The field of antibody development for AGPAT5 and AGP research is poised for significant advances in several key areas:

• Integration of computational design and experimental selection:

  • Further refinement of biophysics-informed models to predict antibody specificity with greater accuracy

  • Development of algorithms that can disentangle multiple binding modes associated with closely related epitopes

  • Expansion of antibody design capabilities to generate variants with precisely customized binding profiles

• Enhanced specificity through epitope mapping:

  • More precise targeting of unique AGPAT5 epitopes to minimize cross-reactivity with other AGPAT family members

  • Development of antibodies that can distinguish between different post-translationally modified forms of AGPAT5

  • Creation of conformation-specific antibodies that recognize AGPAT5 in its active versus inactive states

• Multimodal detection platforms:

  • Development of antibody pairs optimized for multiple detection formats (Western blot, IHC, ELISA, etc.)

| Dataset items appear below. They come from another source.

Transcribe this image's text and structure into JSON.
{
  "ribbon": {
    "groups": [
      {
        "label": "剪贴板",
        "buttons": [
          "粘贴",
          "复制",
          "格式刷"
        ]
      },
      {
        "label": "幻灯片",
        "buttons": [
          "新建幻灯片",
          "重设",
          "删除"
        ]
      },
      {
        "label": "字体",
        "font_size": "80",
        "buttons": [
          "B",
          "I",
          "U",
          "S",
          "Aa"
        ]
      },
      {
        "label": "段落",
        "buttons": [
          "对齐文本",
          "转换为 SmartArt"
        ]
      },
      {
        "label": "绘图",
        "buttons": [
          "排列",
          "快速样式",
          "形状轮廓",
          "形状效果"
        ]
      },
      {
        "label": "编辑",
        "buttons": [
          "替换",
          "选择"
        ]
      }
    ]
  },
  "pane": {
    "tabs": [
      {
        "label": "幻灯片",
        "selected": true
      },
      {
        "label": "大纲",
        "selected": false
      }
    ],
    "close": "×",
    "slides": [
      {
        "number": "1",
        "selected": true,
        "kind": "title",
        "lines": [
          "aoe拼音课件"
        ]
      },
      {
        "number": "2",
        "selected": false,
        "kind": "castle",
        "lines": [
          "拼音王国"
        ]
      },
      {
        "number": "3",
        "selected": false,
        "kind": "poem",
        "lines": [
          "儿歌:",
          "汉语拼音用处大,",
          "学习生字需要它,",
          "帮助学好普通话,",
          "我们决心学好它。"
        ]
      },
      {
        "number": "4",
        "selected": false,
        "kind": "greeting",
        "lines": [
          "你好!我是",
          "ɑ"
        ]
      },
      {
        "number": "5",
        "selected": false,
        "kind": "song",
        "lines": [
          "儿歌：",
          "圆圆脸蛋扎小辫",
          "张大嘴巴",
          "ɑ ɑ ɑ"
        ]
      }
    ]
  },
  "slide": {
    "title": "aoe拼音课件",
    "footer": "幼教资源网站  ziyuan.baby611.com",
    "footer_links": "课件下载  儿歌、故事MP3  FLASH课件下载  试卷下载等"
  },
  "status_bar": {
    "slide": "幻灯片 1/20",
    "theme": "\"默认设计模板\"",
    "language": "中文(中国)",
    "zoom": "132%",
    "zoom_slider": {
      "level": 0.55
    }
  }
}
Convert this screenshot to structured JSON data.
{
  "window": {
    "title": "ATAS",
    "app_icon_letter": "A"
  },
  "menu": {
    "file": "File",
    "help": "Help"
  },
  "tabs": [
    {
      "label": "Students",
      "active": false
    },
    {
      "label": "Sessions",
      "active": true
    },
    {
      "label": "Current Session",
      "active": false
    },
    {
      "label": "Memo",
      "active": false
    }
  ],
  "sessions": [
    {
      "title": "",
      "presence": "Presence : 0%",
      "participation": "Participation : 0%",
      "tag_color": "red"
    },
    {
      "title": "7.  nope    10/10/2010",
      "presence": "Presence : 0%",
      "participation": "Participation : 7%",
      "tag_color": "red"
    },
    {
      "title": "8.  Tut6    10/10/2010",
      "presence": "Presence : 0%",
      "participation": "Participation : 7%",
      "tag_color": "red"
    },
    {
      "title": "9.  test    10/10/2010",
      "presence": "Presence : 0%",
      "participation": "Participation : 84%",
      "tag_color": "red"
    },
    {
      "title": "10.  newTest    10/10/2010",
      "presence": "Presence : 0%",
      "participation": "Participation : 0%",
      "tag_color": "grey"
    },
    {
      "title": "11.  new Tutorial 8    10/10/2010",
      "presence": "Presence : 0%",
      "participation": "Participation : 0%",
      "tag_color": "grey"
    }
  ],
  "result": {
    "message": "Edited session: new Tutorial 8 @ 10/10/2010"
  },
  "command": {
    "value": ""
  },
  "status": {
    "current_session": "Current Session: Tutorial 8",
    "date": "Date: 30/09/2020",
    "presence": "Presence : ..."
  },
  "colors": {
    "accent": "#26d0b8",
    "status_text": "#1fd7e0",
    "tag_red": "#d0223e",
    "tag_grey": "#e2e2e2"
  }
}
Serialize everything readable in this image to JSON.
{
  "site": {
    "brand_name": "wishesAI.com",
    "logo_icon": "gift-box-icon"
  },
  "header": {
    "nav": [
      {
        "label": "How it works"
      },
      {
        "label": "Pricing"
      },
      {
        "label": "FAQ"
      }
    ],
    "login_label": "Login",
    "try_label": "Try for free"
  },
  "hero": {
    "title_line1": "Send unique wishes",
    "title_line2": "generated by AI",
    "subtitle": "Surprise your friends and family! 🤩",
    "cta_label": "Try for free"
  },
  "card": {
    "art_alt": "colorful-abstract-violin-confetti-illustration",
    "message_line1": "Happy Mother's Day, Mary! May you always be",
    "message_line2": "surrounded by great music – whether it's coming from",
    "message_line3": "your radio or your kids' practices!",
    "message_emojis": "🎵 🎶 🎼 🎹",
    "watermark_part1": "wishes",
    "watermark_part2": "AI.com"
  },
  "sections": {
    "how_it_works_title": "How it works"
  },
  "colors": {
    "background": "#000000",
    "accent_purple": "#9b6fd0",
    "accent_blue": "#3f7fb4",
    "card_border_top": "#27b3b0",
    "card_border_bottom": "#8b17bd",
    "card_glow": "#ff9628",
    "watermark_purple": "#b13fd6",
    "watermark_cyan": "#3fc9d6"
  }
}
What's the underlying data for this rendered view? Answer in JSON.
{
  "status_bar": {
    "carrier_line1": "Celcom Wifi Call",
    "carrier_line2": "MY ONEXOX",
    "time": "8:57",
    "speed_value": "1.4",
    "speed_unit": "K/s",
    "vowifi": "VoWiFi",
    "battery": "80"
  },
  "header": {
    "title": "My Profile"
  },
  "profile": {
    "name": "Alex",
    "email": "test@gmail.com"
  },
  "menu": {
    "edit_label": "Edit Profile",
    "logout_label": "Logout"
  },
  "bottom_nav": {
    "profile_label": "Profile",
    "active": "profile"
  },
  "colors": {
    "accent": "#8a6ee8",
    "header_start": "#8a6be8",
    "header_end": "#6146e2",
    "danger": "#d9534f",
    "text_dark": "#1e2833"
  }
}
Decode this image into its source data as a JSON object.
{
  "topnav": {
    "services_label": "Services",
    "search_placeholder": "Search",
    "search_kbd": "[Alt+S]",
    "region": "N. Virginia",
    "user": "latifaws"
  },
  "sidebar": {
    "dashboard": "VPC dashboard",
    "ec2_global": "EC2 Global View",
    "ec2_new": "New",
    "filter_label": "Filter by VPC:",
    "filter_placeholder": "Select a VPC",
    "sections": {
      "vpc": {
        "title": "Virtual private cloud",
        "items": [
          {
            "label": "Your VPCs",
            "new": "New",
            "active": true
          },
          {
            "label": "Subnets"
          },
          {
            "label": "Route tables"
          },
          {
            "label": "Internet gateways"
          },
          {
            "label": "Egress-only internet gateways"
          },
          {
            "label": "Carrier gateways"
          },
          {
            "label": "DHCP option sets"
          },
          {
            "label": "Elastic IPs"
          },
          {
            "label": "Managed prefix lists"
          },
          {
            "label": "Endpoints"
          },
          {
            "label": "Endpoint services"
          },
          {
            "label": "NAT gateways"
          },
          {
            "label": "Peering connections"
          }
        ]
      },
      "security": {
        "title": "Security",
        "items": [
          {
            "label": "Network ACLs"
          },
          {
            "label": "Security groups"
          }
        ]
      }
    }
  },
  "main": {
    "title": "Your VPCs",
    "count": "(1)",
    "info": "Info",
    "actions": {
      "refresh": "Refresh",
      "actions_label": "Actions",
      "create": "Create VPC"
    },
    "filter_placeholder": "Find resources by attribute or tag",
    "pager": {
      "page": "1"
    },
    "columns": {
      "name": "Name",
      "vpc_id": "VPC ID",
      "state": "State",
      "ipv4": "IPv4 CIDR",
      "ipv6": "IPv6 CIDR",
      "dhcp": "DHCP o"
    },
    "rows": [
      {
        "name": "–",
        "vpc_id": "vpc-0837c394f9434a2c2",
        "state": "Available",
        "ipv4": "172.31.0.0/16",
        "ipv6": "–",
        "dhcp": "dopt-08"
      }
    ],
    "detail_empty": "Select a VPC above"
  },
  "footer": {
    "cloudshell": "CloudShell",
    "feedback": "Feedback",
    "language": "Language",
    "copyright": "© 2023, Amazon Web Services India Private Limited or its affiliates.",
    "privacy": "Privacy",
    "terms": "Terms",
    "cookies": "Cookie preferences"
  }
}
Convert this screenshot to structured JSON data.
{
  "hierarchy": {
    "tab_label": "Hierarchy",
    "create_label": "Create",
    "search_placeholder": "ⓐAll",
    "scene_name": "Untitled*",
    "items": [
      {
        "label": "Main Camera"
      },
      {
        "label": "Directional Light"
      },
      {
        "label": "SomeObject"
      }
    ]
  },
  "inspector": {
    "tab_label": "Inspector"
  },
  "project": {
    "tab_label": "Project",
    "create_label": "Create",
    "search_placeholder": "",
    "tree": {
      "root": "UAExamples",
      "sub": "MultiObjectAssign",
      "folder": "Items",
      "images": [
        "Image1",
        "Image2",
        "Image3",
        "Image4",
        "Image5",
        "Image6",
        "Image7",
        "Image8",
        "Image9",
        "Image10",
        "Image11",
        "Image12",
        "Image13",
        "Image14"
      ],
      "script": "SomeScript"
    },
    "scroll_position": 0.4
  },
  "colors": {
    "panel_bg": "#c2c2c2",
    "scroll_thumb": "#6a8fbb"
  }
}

  • Creation of multiplex assays that can simultaneously detect AGPAT5 along with interacting proteins

  • Integration with advanced imaging techniques for subcellular localization studies

• Point-of-care diagnostics for AGP:

  • Further refinement of lateral flow immunoassays with improved sensitivity and specificity

  • Development of integrated platforms that can quantify multiple inflammatory markers simultaneously

  • Validation across diverse clinical populations to establish reference ranges and decision thresholds

• Therapeutic applications:

  • Development of antibodies that can modulate AGPAT5 activity for potential therapeutic intervention

  • Creation of antibody-drug conjugates targeting cells with aberrant AGPAT5 expression

  • Exploration of engineered antibodies that can cross the blood-brain barrier for neurological applications

These future directions highlight the convergence of computational biology, protein engineering, and clinical diagnostics in advancing antibody development for both research and therapeutic applications related to AGPAT5 and AGP.